His jaw tightened, flexed, and she thought he’d probably benefit by a run in the corral, too. But she didn’t, of course, say so.
“Then, whose baby is it?” he asked. “And don’t say it’s yours, ’cause that’s not what I’m asking.”
“I know what you’re asking, Alex, and I’m going to tell you. So listen up and listen up good. The father of this baby is—” she sucked in a deep breath and felt the baby kick in protest “—none of your business.”
“You mean to stand there and tell me that I’m not the father, but you’re not telling who is?”
“I’m not telling you,” she stated firmly.
“So Josie knows? Your Uncle Dexter—does he know? What about Genevieve? Hilda Lawson? Doc Wilson? I’ll bet he asked and I’ll bet you told him, too, didn’t ya? That doctor-patient privilege thing?”
“I haven’t discussed this with anyone. And for your information, Doc Wilson retired two years ago. Bison City has grown some since the last time you paid any attention to things. like doctors and our little hospital. We’re getting right uptown around here, Alex. There’s a new GP, Dave Gardner, who moved over from Cheyenne a while back. I even have a female obstetrician—and get this, she’s pregnant, too. Maybe you ought to go down to her office and ask her who fathered her baby!” Annie hadn’t meant to get angry, hadn’t realized she was angry with him, but suddenly all the times he’d disappointed her welled up into this one worst-case scenario. He could disappoint her until the cows came home, but she’d never, in a million, trillion years give him the opportunity to disappoint her child. Breaking her heart was one thing; breaking the heart of her child was another thing altogether.
Alex took off his hat and dusted it across his thigh. Once, and then again. When he fastened his blue eyes on her, she could see that he was angry, too. Good. She could handle anger. It was sweet-talk she had trouble with.
He pursed his lips. “I’m only interested in what’s rightfully mine, Annie.”
Anger fled and fear replaced it. He didn’t get a say in this. She wouldn’t allow it. Not today. And definitely not later. He’d forfeited his right to anything of hers the last time he’d said goodbye. Make that the last three times. “Rest assured, Alex, that I have nothing of yours, except a dog. You’ll be happy to know that the dog you hit is recuperating and will probably be ready to go home day after tomorrow. Turns out her owner died, and the dog was lost. I told the vet at the Sheridan clinic that you’d be adopting Footloose just as soon as she’s well. Congratulations, you’ve escaped the bonds of fatherhood only to run smack dab into the responsibilities of pet ownership.”
Alex frowned. “Footloose?”
“The dog.” Annie had made up the name on the spot, and thought she’d been downright clever with it, too. “What a coincidence. Footloose the dog and Footloose the guy. Must be fate that brought the two of you together.”
“I can’t take care of that dog, no matter what its name is.”
My point, exactly, Annie thought. “Then I guess you’ll have to find somebody else to adopt her,” she said. “Considering you’re the one who caused the injury, I’d say that makes her your responsibility.”
“I didn’t hit her.” Alex shoved a hand through his tangled hair and slapped his hat back on his head. “Can’t you keep her?”

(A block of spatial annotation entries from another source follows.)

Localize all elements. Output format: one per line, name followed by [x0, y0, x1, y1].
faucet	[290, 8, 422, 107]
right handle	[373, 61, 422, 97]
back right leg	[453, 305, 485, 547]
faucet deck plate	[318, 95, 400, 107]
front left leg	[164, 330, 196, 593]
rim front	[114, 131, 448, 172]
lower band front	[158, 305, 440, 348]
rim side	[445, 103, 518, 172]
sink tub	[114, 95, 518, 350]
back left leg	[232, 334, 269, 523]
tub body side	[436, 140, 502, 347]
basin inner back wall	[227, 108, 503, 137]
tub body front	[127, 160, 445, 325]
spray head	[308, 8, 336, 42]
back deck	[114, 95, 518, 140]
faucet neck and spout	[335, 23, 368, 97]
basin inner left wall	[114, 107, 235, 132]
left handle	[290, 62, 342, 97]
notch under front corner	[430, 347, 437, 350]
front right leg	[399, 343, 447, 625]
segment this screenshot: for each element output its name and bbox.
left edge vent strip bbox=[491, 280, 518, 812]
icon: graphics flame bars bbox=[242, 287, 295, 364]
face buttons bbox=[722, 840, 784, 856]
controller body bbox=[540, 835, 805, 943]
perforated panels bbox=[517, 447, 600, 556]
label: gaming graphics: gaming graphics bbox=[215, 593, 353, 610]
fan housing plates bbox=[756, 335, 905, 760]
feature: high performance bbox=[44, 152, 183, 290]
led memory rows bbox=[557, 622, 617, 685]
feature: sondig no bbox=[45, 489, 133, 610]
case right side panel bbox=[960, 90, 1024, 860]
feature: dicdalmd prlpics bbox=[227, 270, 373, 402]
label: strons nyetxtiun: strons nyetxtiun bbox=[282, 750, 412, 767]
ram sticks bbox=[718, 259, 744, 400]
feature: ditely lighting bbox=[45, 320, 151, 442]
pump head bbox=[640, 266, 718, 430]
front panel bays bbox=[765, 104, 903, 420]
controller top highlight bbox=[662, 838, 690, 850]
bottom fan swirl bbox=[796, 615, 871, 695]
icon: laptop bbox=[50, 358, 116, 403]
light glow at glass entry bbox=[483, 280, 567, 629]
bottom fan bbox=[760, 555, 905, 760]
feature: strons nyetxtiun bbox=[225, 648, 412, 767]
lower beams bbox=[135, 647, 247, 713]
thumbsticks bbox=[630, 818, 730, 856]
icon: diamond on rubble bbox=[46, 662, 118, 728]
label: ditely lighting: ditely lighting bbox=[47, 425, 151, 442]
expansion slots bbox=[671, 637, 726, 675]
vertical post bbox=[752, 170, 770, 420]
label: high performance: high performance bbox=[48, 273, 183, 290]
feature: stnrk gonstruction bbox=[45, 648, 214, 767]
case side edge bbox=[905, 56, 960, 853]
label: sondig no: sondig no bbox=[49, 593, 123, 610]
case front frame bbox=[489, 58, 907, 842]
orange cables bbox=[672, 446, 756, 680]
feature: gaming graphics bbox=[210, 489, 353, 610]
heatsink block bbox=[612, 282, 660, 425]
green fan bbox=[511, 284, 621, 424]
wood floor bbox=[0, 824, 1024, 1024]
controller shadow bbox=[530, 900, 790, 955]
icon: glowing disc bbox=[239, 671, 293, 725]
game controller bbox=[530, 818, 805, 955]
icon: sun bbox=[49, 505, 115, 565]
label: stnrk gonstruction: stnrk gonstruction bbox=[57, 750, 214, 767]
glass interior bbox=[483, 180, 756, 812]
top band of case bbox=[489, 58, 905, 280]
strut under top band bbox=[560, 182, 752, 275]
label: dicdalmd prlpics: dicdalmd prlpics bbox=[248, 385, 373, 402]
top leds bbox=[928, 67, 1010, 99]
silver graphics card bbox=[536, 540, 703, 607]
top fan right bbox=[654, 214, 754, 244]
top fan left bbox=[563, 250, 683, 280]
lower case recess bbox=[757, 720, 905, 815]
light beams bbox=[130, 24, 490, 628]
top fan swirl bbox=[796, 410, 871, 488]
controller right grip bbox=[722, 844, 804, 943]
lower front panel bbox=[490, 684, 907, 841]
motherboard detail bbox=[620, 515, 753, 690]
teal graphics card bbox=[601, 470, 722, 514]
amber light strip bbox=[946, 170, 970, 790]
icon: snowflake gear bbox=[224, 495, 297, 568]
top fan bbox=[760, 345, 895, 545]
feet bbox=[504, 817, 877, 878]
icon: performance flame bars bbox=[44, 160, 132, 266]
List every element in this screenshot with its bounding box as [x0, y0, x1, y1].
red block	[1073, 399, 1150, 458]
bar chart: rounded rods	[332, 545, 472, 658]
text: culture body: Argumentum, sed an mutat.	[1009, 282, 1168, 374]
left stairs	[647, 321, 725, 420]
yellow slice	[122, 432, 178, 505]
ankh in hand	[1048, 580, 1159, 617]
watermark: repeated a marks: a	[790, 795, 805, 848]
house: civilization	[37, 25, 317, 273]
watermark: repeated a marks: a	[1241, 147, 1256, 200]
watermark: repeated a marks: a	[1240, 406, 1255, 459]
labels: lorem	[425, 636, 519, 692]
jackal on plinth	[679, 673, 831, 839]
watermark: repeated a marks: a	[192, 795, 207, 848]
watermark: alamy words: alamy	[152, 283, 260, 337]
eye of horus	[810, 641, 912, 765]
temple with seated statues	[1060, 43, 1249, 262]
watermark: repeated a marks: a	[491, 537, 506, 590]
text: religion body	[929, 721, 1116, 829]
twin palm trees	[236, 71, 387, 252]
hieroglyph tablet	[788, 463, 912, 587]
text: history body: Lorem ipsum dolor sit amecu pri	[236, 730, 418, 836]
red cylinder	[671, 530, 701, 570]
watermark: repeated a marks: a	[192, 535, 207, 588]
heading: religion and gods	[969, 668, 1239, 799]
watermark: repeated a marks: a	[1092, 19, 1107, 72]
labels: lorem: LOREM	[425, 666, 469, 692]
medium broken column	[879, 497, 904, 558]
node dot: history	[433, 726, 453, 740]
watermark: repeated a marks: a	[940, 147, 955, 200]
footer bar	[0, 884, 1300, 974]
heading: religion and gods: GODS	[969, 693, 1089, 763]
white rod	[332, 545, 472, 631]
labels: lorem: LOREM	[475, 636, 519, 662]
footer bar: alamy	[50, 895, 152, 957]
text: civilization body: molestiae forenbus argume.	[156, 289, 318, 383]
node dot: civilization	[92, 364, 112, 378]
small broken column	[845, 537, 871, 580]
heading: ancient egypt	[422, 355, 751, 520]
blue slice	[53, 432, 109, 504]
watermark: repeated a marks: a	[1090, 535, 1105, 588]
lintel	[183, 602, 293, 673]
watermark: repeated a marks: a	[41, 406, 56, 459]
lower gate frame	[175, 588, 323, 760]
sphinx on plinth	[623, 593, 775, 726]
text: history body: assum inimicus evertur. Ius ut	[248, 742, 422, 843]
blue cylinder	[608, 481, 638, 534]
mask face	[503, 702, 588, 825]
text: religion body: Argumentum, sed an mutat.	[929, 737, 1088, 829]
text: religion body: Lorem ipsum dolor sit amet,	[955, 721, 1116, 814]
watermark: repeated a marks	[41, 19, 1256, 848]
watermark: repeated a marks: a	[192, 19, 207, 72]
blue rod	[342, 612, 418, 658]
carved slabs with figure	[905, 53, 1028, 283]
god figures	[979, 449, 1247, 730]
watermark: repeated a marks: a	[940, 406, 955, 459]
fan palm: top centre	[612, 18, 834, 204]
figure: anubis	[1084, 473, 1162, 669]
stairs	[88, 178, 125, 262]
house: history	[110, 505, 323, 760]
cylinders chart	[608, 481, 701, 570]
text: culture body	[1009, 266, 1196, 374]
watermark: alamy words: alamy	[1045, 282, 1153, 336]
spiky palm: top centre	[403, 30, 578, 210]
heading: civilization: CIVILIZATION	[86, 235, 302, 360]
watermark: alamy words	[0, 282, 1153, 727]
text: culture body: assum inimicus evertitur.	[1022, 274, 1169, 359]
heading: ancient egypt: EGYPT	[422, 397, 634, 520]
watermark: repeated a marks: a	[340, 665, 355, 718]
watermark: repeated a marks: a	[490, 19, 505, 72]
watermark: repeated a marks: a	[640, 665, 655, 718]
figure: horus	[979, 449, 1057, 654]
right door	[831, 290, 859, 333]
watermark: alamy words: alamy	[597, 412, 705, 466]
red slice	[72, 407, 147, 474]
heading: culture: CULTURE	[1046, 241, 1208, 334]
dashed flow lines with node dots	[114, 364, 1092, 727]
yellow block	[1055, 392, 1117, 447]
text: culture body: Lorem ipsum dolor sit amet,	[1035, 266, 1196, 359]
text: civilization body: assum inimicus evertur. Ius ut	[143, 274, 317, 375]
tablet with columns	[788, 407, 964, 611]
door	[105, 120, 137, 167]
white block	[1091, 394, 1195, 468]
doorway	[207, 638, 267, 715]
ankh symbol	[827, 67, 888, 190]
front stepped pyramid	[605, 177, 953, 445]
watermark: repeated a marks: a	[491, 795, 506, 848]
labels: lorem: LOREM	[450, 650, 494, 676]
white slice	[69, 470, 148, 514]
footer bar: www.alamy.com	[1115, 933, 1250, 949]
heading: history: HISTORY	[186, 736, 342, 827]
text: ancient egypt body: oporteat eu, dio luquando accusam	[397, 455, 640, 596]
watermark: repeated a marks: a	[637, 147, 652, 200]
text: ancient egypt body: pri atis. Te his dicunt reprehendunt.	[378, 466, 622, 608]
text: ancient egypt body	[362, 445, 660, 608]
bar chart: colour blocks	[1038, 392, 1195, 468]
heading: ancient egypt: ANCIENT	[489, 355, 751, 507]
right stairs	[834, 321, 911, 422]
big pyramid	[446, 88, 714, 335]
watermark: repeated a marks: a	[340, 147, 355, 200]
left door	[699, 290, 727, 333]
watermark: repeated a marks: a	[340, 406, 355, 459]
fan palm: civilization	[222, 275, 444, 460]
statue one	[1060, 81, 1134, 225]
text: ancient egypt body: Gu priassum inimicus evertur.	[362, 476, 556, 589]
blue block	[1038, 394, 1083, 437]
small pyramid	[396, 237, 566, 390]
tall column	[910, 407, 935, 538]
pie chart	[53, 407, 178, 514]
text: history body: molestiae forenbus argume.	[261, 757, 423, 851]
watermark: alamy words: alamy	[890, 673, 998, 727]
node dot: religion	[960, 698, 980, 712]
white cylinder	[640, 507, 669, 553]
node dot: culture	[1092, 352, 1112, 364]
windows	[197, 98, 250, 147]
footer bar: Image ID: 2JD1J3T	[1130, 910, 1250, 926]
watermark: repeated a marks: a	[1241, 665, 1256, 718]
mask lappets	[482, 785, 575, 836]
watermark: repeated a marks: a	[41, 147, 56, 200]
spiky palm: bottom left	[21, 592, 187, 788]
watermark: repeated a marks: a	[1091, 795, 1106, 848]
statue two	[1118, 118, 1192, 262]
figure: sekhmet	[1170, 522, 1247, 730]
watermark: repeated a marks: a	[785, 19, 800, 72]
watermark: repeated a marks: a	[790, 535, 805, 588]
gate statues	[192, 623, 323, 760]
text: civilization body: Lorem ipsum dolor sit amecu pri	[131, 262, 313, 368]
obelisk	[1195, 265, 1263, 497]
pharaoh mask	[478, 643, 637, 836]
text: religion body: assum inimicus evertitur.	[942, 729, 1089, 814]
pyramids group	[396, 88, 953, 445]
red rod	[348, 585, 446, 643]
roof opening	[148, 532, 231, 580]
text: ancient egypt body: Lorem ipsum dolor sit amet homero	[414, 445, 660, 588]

“No,” Annie said in no uncertain terms. “No. This is something you’ll have to take care of yourself. She’ll be ready to leave the clinic day after tomorrow, and I will expect you to be here to pick her up, Alex.” She turned to go back inside, more sure than ever that she was doing the right thing. If he couldn’t imagine taking care of a forty-pound dog, how could she ever let him assume any responsibility for a child?
Oh, yes, she was certainly within her rights to lie to him about the baby. And, all things considered, she thought she’d handled this first, difficult confrontation with poise and aplomb.
Even if all she’d really wanted to do, all she still really wanted, was to welcome him home with a kiss that would set his boots on fire.